Concomitantemente, foi atribuído especial ênfase ao facto do menor ter manifestado vontade em participar nessa viagem, salientando, in fine, que não era razoável impedi-lo de conhecer uma realidade que o habilitará de conhecimento e riqueza cultural.

Irresignado com a decisão do Tribunal a quo, veio o progenitor recorrer dessa decisão, alegando que a viagem em apreço foi inicialmente agendada num clima de estabilidade de segurança, mas que, entretanto, os atentados de 13.11.2015 em Paris levaram a que as autoridades tivessem promulgado o estado de emergência.

Postas estas breves considerações, qual foi então a solução apontada pelo Tribunal da Relação do Porto?
De acordo com o artigo 23.º n.ºs 1 e 2 do DL n.º 83/2000, de 11 de Maio, os menores, quando não forem acompanhados por quem exerça o poder paternal, só podem sair do território nacional exibindo autorização para o efeito, constante de documento escrito, datado e com a assinatura de quem exerce o poder paternal legalmente certificada, conferindo poderes de acompanhamento por parte de terceiros, devidamente identificados.

In casu, entendeu o TRP que a concessão de tal autorização é uma questão de particular importância que ao Tribunal cabe decidir na falta de acordo dos pais, nos termos do artigo 44.º do RGPTC.

Considerou o aresto sob anotação que é um facto notório, noticiado pelos meios de comunicação social, que após os atentados de 13.11.2015, foi decretado em França o estado de emergência, sublinhando ainda que os acontecimentos ocorridos criaram uma forte percepção e sentimento de insegurança e de vulnerabilidade.

Todavia, sustentou que o estado de emergência decretado serve para reduzir drasticamente a possibilidade de repetição, pelo menos por idêntico modus operandi, e que apesar das convulsões, a probabilidade estatística de um visitante se ver envolvido em episódios de violência com risco para a vida ou para a integridade física é aí manifestamente inferior à de outras metrópoles – algumas com forte presença de comunidades portuguesas.

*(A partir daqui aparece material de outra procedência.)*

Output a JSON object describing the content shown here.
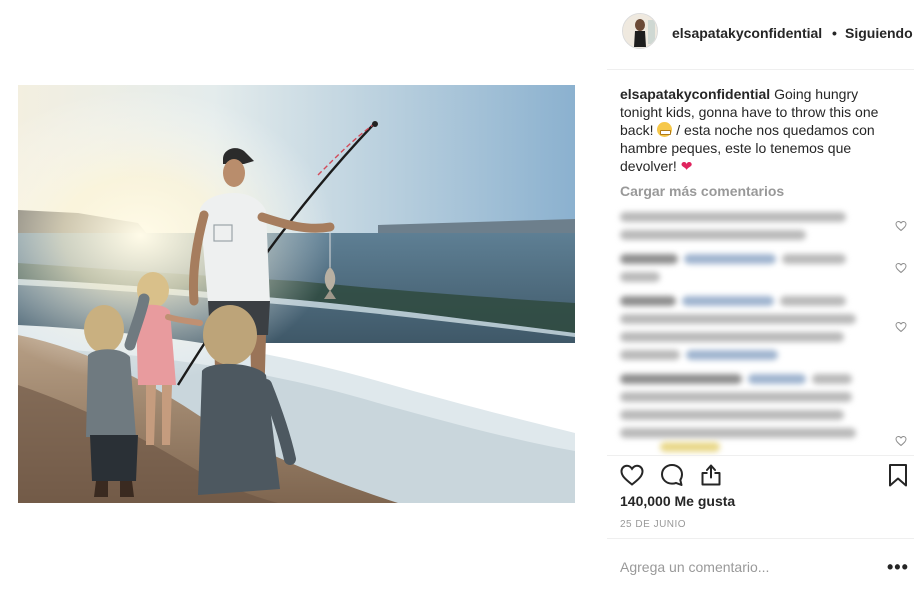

Neste conspecto, afirmou que a normalidade da vida diária da capital francesa regressou, com todos os serviços a funcionar, incluindo transportes e estabelecimentos de ensino frequentados por alunos de idades mais baixas.

Pelas razões expendidas, o Acórdão em apreço concluiu que um risco como o apontado pelo progenitor – real mas com probabilidade de concretização muito remota – não constitui de per si obstáculo à concessão da pretendida autorização, ancorando ainda a decisão nas vantagens que a participação na viagem proporciona à aprendizagem e ao desenvolvimento psico-social do menor.